En octobre 2014, la mise en œuvre du dispositif de la taxe nationale sur les véhicules de transport de marchandises empruntant le réseau routier (dite écotaxe) a certes été reportée sine die, mais sans abrogation de la loi ni des textes pris pour son application, a relevé le rapporteur. (Crédits : reuters.com)
Le rapporteur public "a relevé que la loi ne laisse pas le choix aux ministres de décider de l'opportunité de mettre en œuvre le dispositif de collecte de la taxe" et a demandé qu'il "leur soit enjoint d'édicter cet arrêté dans un délai de six mois".

Des organisations du transport routier ont mis en garde le gouvernement lundi contre toute perspective de ressusciter l'écotaxe, après que le rapporteur public du Conseil d'Etat eut relevé que ce dispositif avait été reporté mais pas abrogé.

Dans deux communiqués distincts, l'OTRE (Organisation des transporteurs routiers européens) et la FNTR (Fédération nationale des transports routiers) ont remarqué que les transporteurs routiers acquittaient depuis 2015 une augmentation de la taxe intérieure de consommation sur les produits énergétiques (TICPE) de 4 centimes par litre. Cette augmentation de la fiscalité du gazole "fait peser ses recettes à 90% sur les entreprises françaises", a relevé l'OTRE, en prévenant qu'elle "reste et restera vigilante sur toutes velléités de revenir à l'écotaxe alors qu'il existe d'autres options".

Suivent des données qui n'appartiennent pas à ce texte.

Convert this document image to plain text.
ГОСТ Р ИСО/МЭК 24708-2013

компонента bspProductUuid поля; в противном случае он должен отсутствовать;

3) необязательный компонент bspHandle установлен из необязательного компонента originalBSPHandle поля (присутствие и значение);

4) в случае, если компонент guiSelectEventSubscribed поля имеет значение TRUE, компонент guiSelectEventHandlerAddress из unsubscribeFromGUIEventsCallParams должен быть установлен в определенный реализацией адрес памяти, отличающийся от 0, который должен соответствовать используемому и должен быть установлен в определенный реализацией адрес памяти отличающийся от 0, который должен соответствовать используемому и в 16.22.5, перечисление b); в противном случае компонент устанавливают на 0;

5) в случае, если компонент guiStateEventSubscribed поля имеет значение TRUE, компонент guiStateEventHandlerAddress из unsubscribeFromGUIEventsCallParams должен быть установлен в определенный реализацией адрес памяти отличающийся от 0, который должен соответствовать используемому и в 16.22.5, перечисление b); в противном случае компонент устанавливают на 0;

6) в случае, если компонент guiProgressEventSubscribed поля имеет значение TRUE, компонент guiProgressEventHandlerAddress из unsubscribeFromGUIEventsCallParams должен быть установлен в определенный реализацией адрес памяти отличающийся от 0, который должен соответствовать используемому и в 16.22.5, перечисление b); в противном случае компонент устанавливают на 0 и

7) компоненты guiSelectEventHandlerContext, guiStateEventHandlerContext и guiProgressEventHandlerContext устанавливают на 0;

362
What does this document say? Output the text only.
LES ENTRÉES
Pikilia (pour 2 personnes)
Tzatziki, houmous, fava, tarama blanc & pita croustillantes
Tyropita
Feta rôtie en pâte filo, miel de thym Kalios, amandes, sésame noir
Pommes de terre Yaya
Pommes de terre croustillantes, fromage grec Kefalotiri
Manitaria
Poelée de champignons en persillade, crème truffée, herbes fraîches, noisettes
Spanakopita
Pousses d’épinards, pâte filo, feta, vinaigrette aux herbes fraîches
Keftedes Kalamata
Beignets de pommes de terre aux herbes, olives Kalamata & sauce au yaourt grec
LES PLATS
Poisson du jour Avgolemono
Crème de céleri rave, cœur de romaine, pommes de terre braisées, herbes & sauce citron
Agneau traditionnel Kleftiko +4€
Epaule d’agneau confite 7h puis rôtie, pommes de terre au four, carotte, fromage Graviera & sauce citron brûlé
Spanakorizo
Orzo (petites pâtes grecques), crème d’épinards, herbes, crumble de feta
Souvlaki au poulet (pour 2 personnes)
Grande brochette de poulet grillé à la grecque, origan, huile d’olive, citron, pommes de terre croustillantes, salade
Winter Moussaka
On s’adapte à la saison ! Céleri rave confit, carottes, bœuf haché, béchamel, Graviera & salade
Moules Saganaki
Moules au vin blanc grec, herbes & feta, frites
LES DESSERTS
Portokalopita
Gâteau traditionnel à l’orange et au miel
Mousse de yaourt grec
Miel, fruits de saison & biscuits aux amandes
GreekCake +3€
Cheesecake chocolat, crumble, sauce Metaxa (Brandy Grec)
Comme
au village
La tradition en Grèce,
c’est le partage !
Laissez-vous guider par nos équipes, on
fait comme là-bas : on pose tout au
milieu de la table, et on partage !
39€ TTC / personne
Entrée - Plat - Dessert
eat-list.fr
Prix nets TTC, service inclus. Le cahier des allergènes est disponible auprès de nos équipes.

De son côté, la FNTR, dans un communiqué commun avec d'autres organisations du secteur (Unostra, TLF et CSD), a souligné que l'écotaxe, feuilleton lancé en 2007, avait été reporté sine die "pour solde de tout compte" en octobre 2014 par la ministre de l'Environnement Ségolène Royal.

Une opposition rapide et ferme

Aussi, dans leur texte, ces organisations ont-elles promis "aux pouvoirs publics une opposition rapide et ferme en cas de non-respect des engagements pris auprès de la profession".

Une mise en garde qui fait suite aux conclusions rendues mercredi dernier par le rapporteur public lors de l'audience publique du Conseil d'Etat. Celui-ci a en effet estimé que la mise en œuvre du dispositif de la taxe nationale sur les véhicules de transport de marchandises empruntant le réseau routier (dite écotaxe) a certes été reportée sine die en octobre 2014, mais sans abrogation de la loi ni des textes pris pour son application.

Or, l'association écologiste Alsace Nature a saisi le Conseil d'Etat pour que le texte soit appliqué, et "le rapporteur public a conclu à l'annulation du refus des ministres de prendre cet arrêté" d'application, selon le Conseil d'Etat. De même source, le rapporteur "a relevé que la loi ne laisse pas le choix aux ministres de décider de l'opportunité de mettre en œuvre le dispositif de collecte de la taxe" et a demandé qu'il "leur soit enjoint d'édicter cet arrêté dans un délai de six mois".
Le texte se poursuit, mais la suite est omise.